Pourtant, les fragilités demeurent. La dépendance aux engrais importés – dont le prix reste volatil – et les aléas climatiques menacent les récoltes. En Tunisie, si les précipitations ont été favorables, la distribution de semences certifiées ne couvre qu’un tiers des besoins, laissant une large part aux semences non certifiées. Au Bénin, la réussite de la campagne cotonnière dépendra de la disponibilité des intrants et de la formation des producteurs. La question du phosphate, dont les cours mondiaux ont fluctué, devient stratégique : les pays ouest-africains, qui disposent de réserves importantes (Sénégal, Togo), pourraient renforcer leur souveraineté en développant une industrie locale d’engrais.
La réunion ministérielle tunisienne a également mis l’accent sur la logistique de stockage et de transport. Les pertes post-récolte, estimées à 20-30 % en Afrique, grèvent les efforts de souveraineté.

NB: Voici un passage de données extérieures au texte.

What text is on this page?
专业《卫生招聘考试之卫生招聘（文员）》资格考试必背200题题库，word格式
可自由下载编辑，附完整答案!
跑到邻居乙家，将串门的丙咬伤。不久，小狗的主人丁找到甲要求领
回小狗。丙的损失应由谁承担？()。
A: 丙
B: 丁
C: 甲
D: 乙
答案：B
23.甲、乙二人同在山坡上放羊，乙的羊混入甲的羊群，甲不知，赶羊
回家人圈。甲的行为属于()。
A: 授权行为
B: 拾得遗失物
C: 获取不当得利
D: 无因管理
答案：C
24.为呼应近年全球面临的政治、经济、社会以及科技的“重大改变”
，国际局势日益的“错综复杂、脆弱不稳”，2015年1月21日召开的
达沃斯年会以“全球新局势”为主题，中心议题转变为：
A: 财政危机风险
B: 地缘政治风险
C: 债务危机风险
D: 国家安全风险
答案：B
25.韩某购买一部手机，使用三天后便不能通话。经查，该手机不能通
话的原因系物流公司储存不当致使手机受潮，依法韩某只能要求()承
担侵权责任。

L’expérience des récépissés d’entrepôt, qui sécurisent le financement des stocks, pourrait être adaptée aux céréales. Au Bénin, le nouveau président connaît bien les leviers financiers, lui qui fut le ministre des Finances architecte de la croissance béninoise. Son passage chez Deloitte et sa gestion des finances publiques laissent attendre une approche pragmatique, mêlant incitations privées et intervention publique.
Enfin, l’évolution récente des prix des matières premières – notamment la hausse du cacao et de l’or – affecte les arbitrages agricoles. Les producteurs de cacao en Côte d’Ivoire et au Ghana bénéficient de cours élevés, ce qui pourrait détourner des surfaces du coton ou des céréales. La coordination régionale via l’UEMOA et la CEDEAO devient cruciale pour éviter des déséquilibres. Le phosphate, élément clé des engrais, relie ces filières : son accessibilité détermine en partie la productivité. Les investissements dans les mines sénégalaises et togolaises, couplés à des politiques de subvention, pourraient faire la différence.
Entre la sécurisation des récoltes tunisiennes et l’ambition cotonnière béninoise, une même préoccupation émerge : celle de la maîtrise des intrants et de la souveraineté productive. Le phosphate, ressource abondante dans la région, n’est pas encore pleinement valorisé dans les stratégies nationales. Alors que les prix des matières premières redonnent de l’air, la question est de savoir si les États parviendront à bâtir des chaînes de valeur intégrées, du gisement à la parcelle, pour réduire la dépendance et stabiliser les rendements. Les mois à venir – entre moissons et semis – diront si les paroles se traduisent en actes.